MAIDUGURI, Nigeria (AP) — Two suicide bombers killed an Air Force officer at a checkpoint in a late-night attack in Nigeria’s northeastern city of Maiduguri, witnesses and police said Wednesday.

They blamed the attack on Boko Haram Islamic extremists responsible for a slew of such attacks that have killed hundreds this year in Nigeria and neighboring Cameroon, Chad and Niger.

Tuesday night’s explosion occurred hours after Nigeria’s military ordered officers to report for duty to a new multinational army based in N’Djamena, Chad’s capital, to launch a long-delayed offensive against Nigeria’s home-grown insurgents.

Police Commissioner Aderemi Opadokun said a lieutenant died and a woman was injured when two suicide bombers approached a checkpoint and one exploded. Both bombers died, he said.

The explosion occurred at a traffic circle leading to Maiduguri’s international airport, which was closed for months after a December 2014 Boko Haram attack in which several Air Force aircraft were destroyed.

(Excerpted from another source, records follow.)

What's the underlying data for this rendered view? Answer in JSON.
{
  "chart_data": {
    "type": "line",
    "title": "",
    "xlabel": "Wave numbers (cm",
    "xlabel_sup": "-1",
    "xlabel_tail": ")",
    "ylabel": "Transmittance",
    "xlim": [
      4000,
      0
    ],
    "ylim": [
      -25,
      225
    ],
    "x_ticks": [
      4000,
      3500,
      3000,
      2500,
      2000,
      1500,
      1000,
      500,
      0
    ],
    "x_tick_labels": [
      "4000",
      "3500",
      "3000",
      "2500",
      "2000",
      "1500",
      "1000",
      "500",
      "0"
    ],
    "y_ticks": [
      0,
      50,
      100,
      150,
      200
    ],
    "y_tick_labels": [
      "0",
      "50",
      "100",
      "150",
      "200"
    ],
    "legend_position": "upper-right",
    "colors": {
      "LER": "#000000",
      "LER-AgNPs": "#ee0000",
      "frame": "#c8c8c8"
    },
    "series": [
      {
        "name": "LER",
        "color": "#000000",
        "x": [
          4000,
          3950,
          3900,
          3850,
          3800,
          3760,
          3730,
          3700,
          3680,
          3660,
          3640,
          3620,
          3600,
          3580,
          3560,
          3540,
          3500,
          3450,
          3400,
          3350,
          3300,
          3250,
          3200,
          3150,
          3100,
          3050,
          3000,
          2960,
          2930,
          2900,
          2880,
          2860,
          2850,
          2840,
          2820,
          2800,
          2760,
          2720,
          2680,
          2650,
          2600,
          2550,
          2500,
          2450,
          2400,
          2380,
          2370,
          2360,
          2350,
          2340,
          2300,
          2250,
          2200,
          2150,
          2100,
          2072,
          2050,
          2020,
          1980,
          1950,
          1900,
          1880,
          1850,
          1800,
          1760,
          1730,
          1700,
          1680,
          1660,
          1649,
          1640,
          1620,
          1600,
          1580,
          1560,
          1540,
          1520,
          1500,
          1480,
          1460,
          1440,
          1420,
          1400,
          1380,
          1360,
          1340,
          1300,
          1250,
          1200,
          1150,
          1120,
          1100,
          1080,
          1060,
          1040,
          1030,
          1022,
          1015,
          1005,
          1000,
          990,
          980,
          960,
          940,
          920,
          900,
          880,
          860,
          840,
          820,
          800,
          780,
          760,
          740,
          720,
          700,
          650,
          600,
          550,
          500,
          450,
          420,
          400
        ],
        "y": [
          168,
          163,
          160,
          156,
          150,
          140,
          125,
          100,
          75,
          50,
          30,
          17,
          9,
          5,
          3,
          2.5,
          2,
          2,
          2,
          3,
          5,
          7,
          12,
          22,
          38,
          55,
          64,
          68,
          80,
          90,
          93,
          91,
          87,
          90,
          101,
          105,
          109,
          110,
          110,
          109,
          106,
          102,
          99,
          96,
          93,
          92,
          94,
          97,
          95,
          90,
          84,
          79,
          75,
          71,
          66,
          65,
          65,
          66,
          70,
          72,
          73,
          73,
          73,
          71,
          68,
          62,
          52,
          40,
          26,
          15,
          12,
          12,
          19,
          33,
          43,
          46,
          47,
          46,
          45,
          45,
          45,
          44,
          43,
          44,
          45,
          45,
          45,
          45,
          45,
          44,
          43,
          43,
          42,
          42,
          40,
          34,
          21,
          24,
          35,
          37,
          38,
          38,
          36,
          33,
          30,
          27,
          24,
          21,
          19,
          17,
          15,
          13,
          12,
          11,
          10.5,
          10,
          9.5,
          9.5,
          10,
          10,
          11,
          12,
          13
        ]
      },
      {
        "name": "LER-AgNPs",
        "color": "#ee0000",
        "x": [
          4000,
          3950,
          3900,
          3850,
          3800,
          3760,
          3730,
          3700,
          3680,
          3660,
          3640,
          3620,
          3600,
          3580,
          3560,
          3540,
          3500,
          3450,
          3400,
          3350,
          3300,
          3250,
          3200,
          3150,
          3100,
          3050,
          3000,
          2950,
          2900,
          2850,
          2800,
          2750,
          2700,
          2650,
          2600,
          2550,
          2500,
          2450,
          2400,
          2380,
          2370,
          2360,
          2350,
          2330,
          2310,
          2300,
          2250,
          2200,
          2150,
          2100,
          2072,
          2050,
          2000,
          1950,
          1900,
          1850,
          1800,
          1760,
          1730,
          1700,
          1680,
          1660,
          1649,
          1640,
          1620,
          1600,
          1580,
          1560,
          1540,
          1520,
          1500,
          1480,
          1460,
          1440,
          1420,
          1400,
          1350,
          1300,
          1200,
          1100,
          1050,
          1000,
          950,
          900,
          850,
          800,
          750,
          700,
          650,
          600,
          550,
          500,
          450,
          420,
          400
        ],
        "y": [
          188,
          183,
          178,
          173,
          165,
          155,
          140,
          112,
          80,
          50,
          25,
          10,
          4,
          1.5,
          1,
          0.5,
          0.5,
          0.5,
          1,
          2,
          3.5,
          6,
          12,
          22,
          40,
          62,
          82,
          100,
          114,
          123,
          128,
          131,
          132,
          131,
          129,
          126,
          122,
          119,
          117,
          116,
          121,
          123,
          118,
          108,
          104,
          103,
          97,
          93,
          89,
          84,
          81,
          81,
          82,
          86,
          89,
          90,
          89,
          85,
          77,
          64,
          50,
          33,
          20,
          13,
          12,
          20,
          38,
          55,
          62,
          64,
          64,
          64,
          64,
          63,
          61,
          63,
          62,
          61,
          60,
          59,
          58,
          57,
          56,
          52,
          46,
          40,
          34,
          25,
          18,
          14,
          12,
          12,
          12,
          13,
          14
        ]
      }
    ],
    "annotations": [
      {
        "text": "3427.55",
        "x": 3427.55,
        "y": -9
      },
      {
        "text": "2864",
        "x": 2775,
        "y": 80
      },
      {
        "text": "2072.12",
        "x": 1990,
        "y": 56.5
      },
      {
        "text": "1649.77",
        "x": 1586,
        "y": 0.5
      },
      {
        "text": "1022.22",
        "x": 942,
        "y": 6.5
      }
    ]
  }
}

Travelers were forced to use roads made dangerous by frequent insurgent attacks until the airport was reopened in July, after troops from Chad and Nigeria drove the extremists out of some 25 towns held for months in what they had declared an Islamic caliphate. The insurgents have returned to hit-and-run tactics and suicide bombings.

In one bold attack last week, the extremists ambushed the lead vehicle in a convoy carrying Nigeria’s new chief of army staff. One soldier and five attackers were killed in a firefight there.

More than 1,000 people have been killed since President Muhammadu Buhari was elected in March with a pledge to annihilate the militants, whose 6-year-old uprising has killed a total of about 20,000 people. Nearly 2 million have been driven from their homes, some across borders.